願い
串焼き屋をあとにして、他の屋台や店もギルに案内してもらった。
食べ物系が多いけど、中には木や陶器、ガラスなどの加工品やアクセサリーなども売られている。そして、ポーションや魔石を使った道具もあった。改めて見ると、ここは異世界なのだと実感する。
「一通り見たな。そろそろ戻るか。」
私たちが街に出て約3時間。メインの道は覚えたし、次に来た時は、案内なしでも大丈夫だろう。
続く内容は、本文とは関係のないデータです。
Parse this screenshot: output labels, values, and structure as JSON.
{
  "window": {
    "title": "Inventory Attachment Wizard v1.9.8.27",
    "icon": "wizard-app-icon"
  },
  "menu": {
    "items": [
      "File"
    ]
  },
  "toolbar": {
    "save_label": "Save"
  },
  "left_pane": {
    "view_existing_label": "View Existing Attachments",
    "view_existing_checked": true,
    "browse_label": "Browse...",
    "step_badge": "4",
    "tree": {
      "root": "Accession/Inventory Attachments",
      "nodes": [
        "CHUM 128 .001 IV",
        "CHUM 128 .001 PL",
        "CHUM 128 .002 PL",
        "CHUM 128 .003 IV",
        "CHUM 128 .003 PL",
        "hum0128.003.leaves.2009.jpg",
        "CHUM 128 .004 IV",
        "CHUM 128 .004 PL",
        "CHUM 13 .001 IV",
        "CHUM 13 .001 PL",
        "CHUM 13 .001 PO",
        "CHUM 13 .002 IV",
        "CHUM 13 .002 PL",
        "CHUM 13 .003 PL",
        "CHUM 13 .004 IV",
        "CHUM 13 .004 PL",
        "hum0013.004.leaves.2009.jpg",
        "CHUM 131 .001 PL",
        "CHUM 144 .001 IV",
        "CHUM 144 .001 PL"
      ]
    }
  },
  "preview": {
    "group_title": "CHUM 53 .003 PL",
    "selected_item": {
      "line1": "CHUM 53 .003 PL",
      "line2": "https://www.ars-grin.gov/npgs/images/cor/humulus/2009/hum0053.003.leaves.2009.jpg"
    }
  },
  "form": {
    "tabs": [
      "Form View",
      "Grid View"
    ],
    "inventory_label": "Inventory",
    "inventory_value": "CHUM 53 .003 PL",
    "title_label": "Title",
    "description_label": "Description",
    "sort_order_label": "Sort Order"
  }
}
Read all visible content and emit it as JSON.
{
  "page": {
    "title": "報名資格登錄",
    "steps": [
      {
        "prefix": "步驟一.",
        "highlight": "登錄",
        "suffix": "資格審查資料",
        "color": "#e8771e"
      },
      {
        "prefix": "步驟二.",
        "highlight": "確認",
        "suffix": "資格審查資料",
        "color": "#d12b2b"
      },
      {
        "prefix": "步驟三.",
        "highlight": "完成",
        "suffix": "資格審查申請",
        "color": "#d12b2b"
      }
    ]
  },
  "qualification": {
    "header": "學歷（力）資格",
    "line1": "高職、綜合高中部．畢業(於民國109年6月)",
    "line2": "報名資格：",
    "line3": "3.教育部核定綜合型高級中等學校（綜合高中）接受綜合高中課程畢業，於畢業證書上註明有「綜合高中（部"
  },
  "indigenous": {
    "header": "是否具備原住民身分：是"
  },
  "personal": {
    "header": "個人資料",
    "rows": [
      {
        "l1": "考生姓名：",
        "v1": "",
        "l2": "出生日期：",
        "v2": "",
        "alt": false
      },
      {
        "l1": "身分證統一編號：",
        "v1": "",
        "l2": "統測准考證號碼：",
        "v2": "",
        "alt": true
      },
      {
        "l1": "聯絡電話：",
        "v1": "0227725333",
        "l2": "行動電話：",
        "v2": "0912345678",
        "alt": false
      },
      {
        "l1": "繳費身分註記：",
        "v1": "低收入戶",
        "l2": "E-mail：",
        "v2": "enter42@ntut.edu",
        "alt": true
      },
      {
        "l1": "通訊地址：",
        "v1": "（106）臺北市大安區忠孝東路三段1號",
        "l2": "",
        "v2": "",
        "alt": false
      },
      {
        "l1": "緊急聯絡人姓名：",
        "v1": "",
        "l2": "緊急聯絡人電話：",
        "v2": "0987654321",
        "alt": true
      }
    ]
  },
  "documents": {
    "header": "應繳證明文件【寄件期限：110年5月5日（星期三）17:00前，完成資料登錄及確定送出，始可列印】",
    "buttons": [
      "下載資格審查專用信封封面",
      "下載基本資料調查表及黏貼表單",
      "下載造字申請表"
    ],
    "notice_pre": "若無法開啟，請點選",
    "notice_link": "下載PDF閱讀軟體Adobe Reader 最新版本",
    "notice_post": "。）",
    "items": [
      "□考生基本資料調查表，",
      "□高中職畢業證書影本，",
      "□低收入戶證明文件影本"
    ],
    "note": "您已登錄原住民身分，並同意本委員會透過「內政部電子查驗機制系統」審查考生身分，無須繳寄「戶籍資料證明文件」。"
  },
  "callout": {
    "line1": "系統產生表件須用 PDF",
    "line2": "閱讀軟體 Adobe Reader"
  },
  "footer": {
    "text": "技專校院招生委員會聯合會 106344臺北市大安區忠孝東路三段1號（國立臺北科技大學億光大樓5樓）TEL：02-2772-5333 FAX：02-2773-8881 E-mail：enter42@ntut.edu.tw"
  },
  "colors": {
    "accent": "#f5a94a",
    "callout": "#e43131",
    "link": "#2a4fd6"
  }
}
「そうだね。皆お腹空いてるだろうし、戻ってお昼ご飯にしないと。」
食べ物を色々買ったから、お昼に皆で食べよう、と少しワクワクしながら、城へ戻る道を歩いていると、ギルに「なあ。」と声を掛けられる。
「そういや、皆って誰だ?」
「ん?私が契約してる子たちだよ。私が来る時、魔獣に乗ってたでしょ?あの子の他に5体契約してるの。今の私の家族だよ。」
「そっか。家族…ね。」
少し寂しそうに、ギルは遠くを見ている。
「そういえば、ギルは前の魔王様の息子なんだよね?なのにギルが魔王じゃないんだね。」
「あぁ、魔王は魔王になるために生まれるからな。魔王の子でも魔王にはなれない。」
やっぱり、ドラゴンと同じなのかな…。
「…ねぇ、魔王様の名前ってあるの?」
「…ないな。」
「どうして?誰か名付け親になったりしないの?」
「魔王は俺たちにとって絶対の存在だ。俺たちが簡単に名付けていい相手じゃないんだよ。……でも、きっといつか、あいつにも…。」
立ち止まり、空を見上げるギルは、悲しそうな、哀れんでいるような、何とも言えない目をしていた。
魔王の名前、条件のようなものがあるのだろうか?でも、ギルの様子からすると、簡単ではないのかもしれない。それでも、空を見ているギルは、いつかの日を願っているようにも見える。
「ギルは魔王様の名前を呼びたいんだね。」
空から私に目を向け、ギルは優しく笑う。
「そうだな。その時が来ればいいと思ってるよ。」
「なら、私も。1人より2人の願いの方が、叶う確率は上がるかもだしね!」
「…そうだといいな。」
「ふふっ、大丈夫だよ!魔王様の次に強いギルと、ヒューマンの中では強いらしい私の願いだもん!根拠はないけど、大丈夫な気がしない?」
「ふっ、なんだそりゃ。…まぁでも、そんな気がしてきたよ。ありがとな。」
よかった、少し寂しそうに見えたから…。ギルには笑ってて欲しいな。
「あいつの名前…。案外遠くない未来の話になるかもな。」
ギルが、ポツリと何か言っていたけど、私には聞こえなかった。でも、悪いことではないのだろう。だって…優しい顔を、していたから。
ギルと話していると、あっという間に城に着いた。
私は応接室のような所で待っているように言われ、ギルは魔王の元に向かった。